Prometheus-clickhuse-adapter components
Prometheus-clickhuse-adapter (Prom2click) is an adapter that remotely stores clickhouse as Prometheus data.
Prometheus-clickhuse-adapter, this project lacks the log, for an actual production project, is not enough, moreover some database connection details implementation is also not perfect, already in the actual use process the improvement part as the PR submits.

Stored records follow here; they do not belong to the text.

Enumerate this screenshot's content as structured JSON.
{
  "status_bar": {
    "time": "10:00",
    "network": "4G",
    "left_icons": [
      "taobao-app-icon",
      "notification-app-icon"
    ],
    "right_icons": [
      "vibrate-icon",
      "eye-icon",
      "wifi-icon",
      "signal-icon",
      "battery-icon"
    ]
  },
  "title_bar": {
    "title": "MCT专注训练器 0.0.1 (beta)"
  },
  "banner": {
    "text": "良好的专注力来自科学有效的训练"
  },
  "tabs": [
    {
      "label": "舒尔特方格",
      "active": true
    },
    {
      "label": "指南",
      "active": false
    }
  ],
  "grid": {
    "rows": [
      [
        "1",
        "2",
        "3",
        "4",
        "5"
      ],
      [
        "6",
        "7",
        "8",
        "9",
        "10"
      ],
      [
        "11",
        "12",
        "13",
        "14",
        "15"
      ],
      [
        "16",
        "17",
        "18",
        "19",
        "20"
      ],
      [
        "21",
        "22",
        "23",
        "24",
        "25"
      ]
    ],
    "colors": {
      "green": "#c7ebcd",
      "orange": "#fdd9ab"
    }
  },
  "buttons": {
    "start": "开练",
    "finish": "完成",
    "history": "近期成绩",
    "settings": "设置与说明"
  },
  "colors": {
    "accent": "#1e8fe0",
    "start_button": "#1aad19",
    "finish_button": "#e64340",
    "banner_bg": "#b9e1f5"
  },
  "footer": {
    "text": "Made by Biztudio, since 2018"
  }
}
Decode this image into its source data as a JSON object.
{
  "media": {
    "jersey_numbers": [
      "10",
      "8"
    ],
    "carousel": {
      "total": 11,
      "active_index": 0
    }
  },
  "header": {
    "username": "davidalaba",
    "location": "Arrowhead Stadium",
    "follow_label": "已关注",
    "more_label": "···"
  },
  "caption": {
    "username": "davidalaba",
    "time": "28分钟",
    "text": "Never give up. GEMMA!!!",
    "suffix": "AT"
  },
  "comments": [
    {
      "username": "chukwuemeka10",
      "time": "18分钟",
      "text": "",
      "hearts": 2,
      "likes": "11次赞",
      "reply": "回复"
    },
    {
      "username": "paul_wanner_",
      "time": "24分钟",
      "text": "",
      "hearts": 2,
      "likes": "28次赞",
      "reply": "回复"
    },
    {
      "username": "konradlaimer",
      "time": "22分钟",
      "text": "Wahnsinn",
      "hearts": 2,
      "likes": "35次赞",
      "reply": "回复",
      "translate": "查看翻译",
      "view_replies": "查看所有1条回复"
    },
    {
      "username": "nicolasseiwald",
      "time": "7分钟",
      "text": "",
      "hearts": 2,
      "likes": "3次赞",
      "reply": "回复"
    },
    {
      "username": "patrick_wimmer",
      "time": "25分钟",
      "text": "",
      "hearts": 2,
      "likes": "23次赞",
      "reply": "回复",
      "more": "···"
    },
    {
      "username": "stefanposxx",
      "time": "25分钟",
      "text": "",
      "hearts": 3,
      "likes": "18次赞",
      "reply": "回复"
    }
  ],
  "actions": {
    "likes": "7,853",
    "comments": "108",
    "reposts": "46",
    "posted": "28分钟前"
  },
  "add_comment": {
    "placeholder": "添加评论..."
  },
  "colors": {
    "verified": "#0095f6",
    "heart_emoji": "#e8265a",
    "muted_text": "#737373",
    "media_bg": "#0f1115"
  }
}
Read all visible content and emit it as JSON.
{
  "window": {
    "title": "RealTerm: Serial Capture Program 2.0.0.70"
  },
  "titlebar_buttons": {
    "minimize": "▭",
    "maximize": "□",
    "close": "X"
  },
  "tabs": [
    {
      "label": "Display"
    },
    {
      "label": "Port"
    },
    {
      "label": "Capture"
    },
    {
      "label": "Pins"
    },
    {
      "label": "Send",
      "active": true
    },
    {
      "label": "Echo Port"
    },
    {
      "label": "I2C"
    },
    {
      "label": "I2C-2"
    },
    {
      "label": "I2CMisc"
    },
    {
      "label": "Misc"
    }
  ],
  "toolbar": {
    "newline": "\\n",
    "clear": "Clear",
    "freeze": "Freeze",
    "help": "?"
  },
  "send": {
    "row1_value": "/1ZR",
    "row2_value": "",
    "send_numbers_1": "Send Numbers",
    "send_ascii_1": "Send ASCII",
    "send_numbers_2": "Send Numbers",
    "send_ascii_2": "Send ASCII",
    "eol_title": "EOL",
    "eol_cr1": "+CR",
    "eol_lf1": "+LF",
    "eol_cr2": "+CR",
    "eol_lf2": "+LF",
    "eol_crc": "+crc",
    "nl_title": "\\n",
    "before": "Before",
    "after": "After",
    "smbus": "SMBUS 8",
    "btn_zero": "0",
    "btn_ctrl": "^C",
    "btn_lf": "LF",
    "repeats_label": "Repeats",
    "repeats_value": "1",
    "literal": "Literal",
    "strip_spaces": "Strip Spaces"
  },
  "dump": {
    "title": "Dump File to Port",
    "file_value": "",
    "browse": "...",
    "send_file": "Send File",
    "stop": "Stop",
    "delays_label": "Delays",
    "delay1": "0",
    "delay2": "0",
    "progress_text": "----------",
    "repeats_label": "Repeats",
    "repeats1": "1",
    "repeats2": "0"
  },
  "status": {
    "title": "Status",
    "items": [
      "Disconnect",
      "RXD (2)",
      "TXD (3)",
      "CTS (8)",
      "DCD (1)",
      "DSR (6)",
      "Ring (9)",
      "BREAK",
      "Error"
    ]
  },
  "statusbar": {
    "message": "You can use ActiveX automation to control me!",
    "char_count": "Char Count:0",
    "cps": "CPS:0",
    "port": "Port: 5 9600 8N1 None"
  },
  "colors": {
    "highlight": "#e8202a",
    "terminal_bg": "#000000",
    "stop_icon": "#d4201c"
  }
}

In the actual use of the process, pay attention to the number of concurrent write data, timely adjust the size of the startup parameter Ch.batch, is actually the number of batch write CK, currently we set 65536. Because CK's merge engine has a 300 limit, more than will be an error
Too many parts (300). Merges are processing significantly slower than inserts
300 refers to processing, not the number of batches inserted at a time.
Summarize
This article mainly talk about our Prometheus in the storage of the exploration and practical experience. The following will talk about the high-availability architecture scheme of Prometheus Query and capture separation.